Une fresque historique et dramatique, entièrement produite et réalisée en Algérie. C’est le pari d’Adila Bendimerad et de Damien Ounouri avec leur long-métrage « El Akhira. La dernière reine ».
Parler de l’histoire algérienne précoloniale est assez rare pour le souligner. Un acte concret pour rappeler que l’Algérie avait bien une histoire avant la conquête coloniale et son indépendance. La symbolique du film lui a permis une entrée sur le marché du cinéma européen prometteuse.
La Dernière reine raconte l’histoire de Zaphira
« El Akhira. La Dernière reine » raconte l’histoire de Zaphira, une reine dont l’existence réelle n’a jamais été complètement confirmée. Celle que l’on surnomme la dernière reine, aurait été l’épouse du roi Salim Toumi au cours du XVIe siècle. Elle aurait vécu une histoire personnelle tragique la menant au suicide afin d’éviter un mariage forcé avec le meurtrier de son époux, le fameux Barberousse.
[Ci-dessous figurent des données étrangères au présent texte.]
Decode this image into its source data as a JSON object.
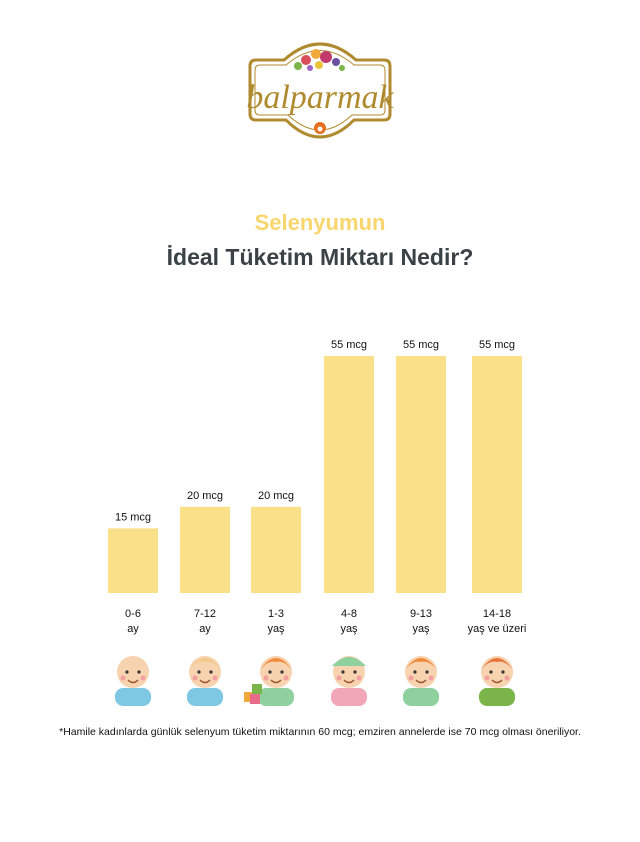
{
  "brand": {
    "logo_text": "balparmak"
  },
  "heading": {
    "line1": "Selenyumun",
    "line2": "İdeal Tüketim Miktarı Nedir?"
  },
  "colors": {
    "bar": "#fbe08a",
    "title_accent": "#f8d66d",
    "title_dark": "#3a4246",
    "logo_gold": "#b08a2e"
  },
  "chart_data": {
    "type": "bar",
    "unit": "mcg",
    "categories": [
      {
        "line1": "0-6",
        "line2": "ay"
      },
      {
        "line1": "7-12",
        "line2": "ay"
      },
      {
        "line1": "1-3",
        "line2": "yaş"
      },
      {
        "line1": "4-8",
        "line2": "yaş"
      },
      {
        "line1": "9-13",
        "line2": "yaş"
      },
      {
        "line1": "14-18",
        "line2": "yaş ve üzeri"
      }
    ],
    "values": [
      15,
      20,
      20,
      55,
      55,
      55
    ],
    "data_labels": [
      "15 mcg",
      "20 mcg",
      "20 mcg",
      "55 mcg",
      "55 mcg",
      "55 mcg"
    ],
    "icons": [
      "baby-lying-icon",
      "baby-crawling-icon",
      "toddler-with-blocks-icon",
      "child-with-hat-icon",
      "boy-icon",
      "teen-icon"
    ],
    "ylim": [
      0,
      60
    ]
  },
  "footnote": "*Hamile kadınlarda günlük selenyum tüketim miktarının 60 mcg; emziren annelerde ise 70 mcg olması öneriliyor."
}
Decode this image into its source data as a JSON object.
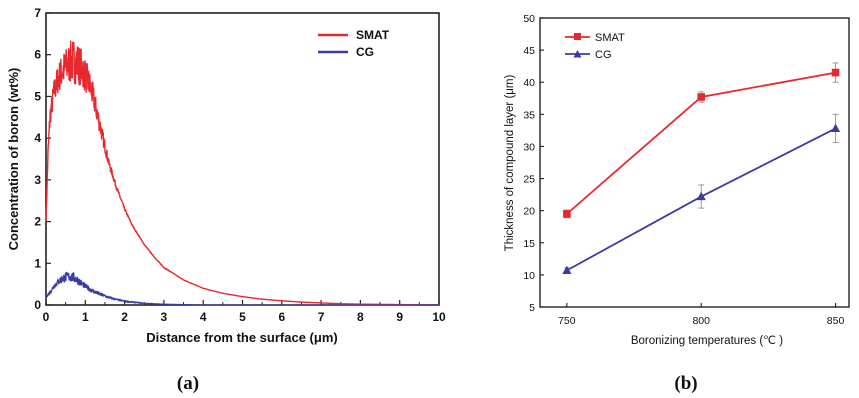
{
  "colors": {
    "smat": "#e8282f",
    "cg": "#3b3ba8",
    "axis": "#222222"
  },
  "chart_data": [
    {
      "panel_label": "(a)",
      "type": "line",
      "title": "",
      "xlabel": "Distance from the surface (μm)",
      "ylabel": "Concentration of boron (wt%)",
      "xlim": [
        0,
        10
      ],
      "ylim": [
        0,
        7
      ],
      "xticks": [
        0,
        1,
        2,
        3,
        4,
        5,
        6,
        7,
        8,
        9,
        10
      ],
      "yticks": [
        0,
        1,
        2,
        3,
        4,
        5,
        6,
        7
      ],
      "grid": false,
      "legend_position": "top-right",
      "series": [
        {
          "name": "SMAT",
          "color": "#e8282f",
          "x": [
            0,
            0.05,
            0.1,
            0.2,
            0.3,
            0.4,
            0.5,
            0.6,
            0.7,
            0.8,
            0.9,
            1.0,
            1.1,
            1.2,
            1.3,
            1.4,
            1.5,
            1.6,
            1.8,
            2.0,
            2.2,
            2.5,
            2.8,
            3.0,
            3.5,
            4.0,
            4.5,
            5.0,
            5.5,
            6.0,
            6.5,
            7.0,
            7.5,
            8.0,
            9.0,
            10.0
          ],
          "y": [
            2.0,
            3.6,
            4.5,
            5.1,
            5.4,
            5.6,
            5.7,
            5.8,
            5.85,
            5.8,
            5.7,
            5.5,
            5.3,
            5.0,
            4.6,
            4.2,
            3.8,
            3.4,
            2.8,
            2.3,
            1.9,
            1.45,
            1.1,
            0.9,
            0.6,
            0.4,
            0.28,
            0.2,
            0.14,
            0.1,
            0.07,
            0.05,
            0.03,
            0.02,
            0.01,
            0.0
          ],
          "noise_amplitude": [
            0,
            0.2,
            0.25,
            0.3,
            0.35,
            0.4,
            0.45,
            0.5,
            0.55,
            0.5,
            0.45,
            0.4,
            0.35,
            0.3,
            0.25,
            0.2,
            0.15,
            0.1,
            0.05,
            0.03,
            0.02,
            0.01,
            0.01,
            0.01,
            0,
            0,
            0,
            0,
            0,
            0,
            0,
            0,
            0,
            0,
            0,
            0
          ]
        },
        {
          "name": "CG",
          "color": "#3b3ba8",
          "x": [
            0,
            0.1,
            0.2,
            0.3,
            0.4,
            0.5,
            0.6,
            0.7,
            0.8,
            0.9,
            1.0,
            1.2,
            1.4,
            1.6,
            1.8,
            2.0,
            2.5,
            3.0,
            3.5,
            4.0,
            5.0,
            6.0,
            7.0,
            8.0,
            10.0
          ],
          "y": [
            0.2,
            0.3,
            0.45,
            0.55,
            0.62,
            0.67,
            0.68,
            0.66,
            0.6,
            0.52,
            0.45,
            0.33,
            0.25,
            0.18,
            0.13,
            0.09,
            0.04,
            0.02,
            0.01,
            0.0,
            0.0,
            0.0,
            0.0,
            0.0,
            0.0
          ],
          "noise_amplitude": [
            0.02,
            0.05,
            0.06,
            0.08,
            0.1,
            0.12,
            0.12,
            0.12,
            0.1,
            0.08,
            0.06,
            0.05,
            0.04,
            0.03,
            0.02,
            0.02,
            0.01,
            0.0,
            0,
            0,
            0,
            0,
            0,
            0,
            0
          ]
        }
      ]
    },
    {
      "panel_label": "(b)",
      "type": "line",
      "title": "",
      "xlabel": "Boronizing temperatures (℃ )",
      "ylabel": "Thickness of compound layer (μm)",
      "xlim": [
        740,
        855
      ],
      "ylim": [
        5,
        50
      ],
      "xticks": [
        750,
        800,
        850
      ],
      "yticks": [
        5,
        10,
        15,
        20,
        25,
        30,
        35,
        40,
        45,
        50
      ],
      "grid": false,
      "legend_position": "top-left",
      "series": [
        {
          "name": "SMAT",
          "color": "#e8282f",
          "marker": "square",
          "x": [
            750,
            800,
            850
          ],
          "y": [
            19.5,
            37.7,
            41.5
          ],
          "error": [
            0.6,
            0.8,
            1.5
          ]
        },
        {
          "name": "CG",
          "color": "#3b3ba8",
          "marker": "triangle",
          "x": [
            750,
            800,
            850
          ],
          "y": [
            10.7,
            22.2,
            32.8
          ],
          "error": [
            0.4,
            1.8,
            2.2
          ]
        }
      ]
    }
  ]
}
L’intrigue de ce long-métrage se déroule à Alger en 1516. Le pirate Aroudj Barberousse interprété par l’acteur franco-algérien Dali Benssalah, libère la ville des Espagnols qui étouffent le pays en contrôlant la capitale et en imposant durement les Algérois.
Il s’allie alors au roi Salim Toumi, qui règne à cette époque sur Alger. Mais Barberousse décide de trahir le roi en orchestrant son assassinat. Salim Toumi laisse derrière lui son fils et sa femme, la reine Zaphira, que Barberousse convoite et souhaite épouser.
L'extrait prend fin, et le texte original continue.